The grocery chain is trying out a dedicated plant-based protein section in its meat aisle. Sixty locations in parts of Indiana and Illinois, as well as in Denver, will run the test for 20 weeks this fall.
Traditionally, vegan and vegetarian items have been sold far away from the meat aisle. But as more meat eaters try plant-based alternatives, the arrangement could end up leaving some interested shoppers out.
US retail sales of plant-based foods have grown 11% in the past year, according to a July report from trade group Plant Based Foods Association and the Good Food Institute — a nonprofit that supports plant-based businesses. Barclays predicts the alternative meat sector could reach about $140 billion in sales over the next decade, capturing about 10% of the global meat industry.
Kroger is trying to get a piece of that pie itself. The company recently announced that it is launching its own line of meat substitutes — which includes burger patties, grounds and deli slices — under its Simple Truth brand this fall.
The grocery chain already knows that shoppers who buy meat substitutes also buy meat. Beyond Meat (BYND), which makes plant-based products designed to look, taste and cook like real meat, noted in financial documents that at Kroger (KR), 93% of Beyond Burger shoppers also bought meat in the first half of 2018. Beyond Meat (BYND) is already sold in the meat aisle at Kroger (KR).

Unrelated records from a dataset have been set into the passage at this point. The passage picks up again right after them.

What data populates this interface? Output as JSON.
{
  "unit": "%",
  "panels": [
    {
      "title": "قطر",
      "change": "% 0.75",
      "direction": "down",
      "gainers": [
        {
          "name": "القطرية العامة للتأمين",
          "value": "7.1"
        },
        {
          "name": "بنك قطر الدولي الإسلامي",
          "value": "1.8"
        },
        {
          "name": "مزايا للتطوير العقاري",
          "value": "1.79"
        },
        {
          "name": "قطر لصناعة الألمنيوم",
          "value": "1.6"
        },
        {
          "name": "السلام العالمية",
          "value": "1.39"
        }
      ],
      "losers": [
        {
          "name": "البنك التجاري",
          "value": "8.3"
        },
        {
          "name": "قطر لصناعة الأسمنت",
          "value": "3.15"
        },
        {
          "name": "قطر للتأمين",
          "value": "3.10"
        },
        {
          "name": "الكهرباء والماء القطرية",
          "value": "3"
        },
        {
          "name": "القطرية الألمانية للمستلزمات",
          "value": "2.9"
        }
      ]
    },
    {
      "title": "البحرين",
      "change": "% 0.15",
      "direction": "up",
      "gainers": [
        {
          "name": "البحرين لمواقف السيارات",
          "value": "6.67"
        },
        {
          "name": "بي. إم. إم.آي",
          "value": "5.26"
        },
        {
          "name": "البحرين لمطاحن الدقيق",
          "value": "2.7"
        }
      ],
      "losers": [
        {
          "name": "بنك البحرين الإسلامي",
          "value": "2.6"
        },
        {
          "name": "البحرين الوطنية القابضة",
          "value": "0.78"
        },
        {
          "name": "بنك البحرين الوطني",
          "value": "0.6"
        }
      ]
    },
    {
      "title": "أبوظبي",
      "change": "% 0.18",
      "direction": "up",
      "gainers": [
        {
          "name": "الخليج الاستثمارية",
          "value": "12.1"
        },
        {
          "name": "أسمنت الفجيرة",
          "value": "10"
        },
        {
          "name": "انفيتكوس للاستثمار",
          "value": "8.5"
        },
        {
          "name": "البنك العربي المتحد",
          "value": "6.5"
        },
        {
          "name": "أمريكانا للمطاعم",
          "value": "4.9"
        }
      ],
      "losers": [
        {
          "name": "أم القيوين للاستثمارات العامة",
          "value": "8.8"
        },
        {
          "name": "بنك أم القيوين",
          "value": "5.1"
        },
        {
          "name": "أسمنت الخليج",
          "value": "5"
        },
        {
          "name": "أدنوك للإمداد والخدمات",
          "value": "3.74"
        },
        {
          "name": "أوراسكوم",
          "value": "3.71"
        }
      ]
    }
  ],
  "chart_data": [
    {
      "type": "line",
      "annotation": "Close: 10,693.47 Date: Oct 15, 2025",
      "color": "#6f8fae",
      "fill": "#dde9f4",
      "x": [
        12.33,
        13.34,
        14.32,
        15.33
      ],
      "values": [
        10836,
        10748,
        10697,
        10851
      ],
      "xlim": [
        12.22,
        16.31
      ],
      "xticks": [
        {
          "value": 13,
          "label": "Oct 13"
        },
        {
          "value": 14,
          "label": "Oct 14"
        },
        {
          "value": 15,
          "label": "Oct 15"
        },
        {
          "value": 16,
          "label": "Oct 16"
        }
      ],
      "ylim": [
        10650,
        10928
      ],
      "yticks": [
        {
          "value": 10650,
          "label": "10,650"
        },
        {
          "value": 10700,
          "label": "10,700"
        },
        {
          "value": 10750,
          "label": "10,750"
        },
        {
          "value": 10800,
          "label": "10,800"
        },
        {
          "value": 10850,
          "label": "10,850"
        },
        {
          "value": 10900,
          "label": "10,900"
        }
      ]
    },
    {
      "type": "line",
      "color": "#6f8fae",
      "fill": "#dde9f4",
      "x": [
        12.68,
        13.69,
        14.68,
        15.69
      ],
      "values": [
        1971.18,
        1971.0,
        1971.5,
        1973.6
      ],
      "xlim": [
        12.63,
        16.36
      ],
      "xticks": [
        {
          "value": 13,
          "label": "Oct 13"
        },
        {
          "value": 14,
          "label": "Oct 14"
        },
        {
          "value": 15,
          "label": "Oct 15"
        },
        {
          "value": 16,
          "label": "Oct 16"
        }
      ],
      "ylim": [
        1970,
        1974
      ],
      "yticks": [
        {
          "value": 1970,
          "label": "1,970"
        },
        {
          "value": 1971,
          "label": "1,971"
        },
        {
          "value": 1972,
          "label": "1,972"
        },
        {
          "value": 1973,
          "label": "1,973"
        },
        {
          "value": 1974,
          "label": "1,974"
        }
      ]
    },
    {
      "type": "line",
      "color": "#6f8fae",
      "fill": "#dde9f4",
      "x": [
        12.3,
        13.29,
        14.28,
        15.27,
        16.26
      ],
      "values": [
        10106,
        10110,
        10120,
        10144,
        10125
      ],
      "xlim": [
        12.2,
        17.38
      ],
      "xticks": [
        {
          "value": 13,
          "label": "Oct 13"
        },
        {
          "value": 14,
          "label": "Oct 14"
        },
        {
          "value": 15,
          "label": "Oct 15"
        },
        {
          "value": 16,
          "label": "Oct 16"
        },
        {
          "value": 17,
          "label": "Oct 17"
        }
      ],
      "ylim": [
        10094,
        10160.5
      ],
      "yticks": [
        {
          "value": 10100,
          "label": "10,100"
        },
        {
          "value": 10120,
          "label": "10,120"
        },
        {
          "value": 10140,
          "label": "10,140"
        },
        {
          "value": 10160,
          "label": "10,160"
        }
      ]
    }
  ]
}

For the test, Kroger is partnering with the Plant Based Food Association.
The association believes that people will buy more plant-based foods if they are placed in the meat aisle, helping boost sales and grow the category, explained Michele Simon, PBFA’s executive director. The test will help “put data to the theory,” she said.
People who walk into the participating stores will see a number of plant-based products made by a variety of brands, like Tofurky, Uptons Naturals, Lightlife and Field Roast, in a clearly marked section in the meat aisle, Simon explained. That area may include all types of plant-based proteins, including veggie burgers that don’t mimic meat. She added that clear signage should also help customers find plant-based products already sold in Kroger’s meat aisle.
And it’s not just about labeling, Simon said. “The category is growing, there are new entrants all the time,” she said. “We need more room.”
Simon noted that Kroger probably won’t receive pushback from big meat sellers, because so many of them are launching plant-based products of their own. Tyson, Smithfield, Hormel and others are all exploring the trend with their own meatless products.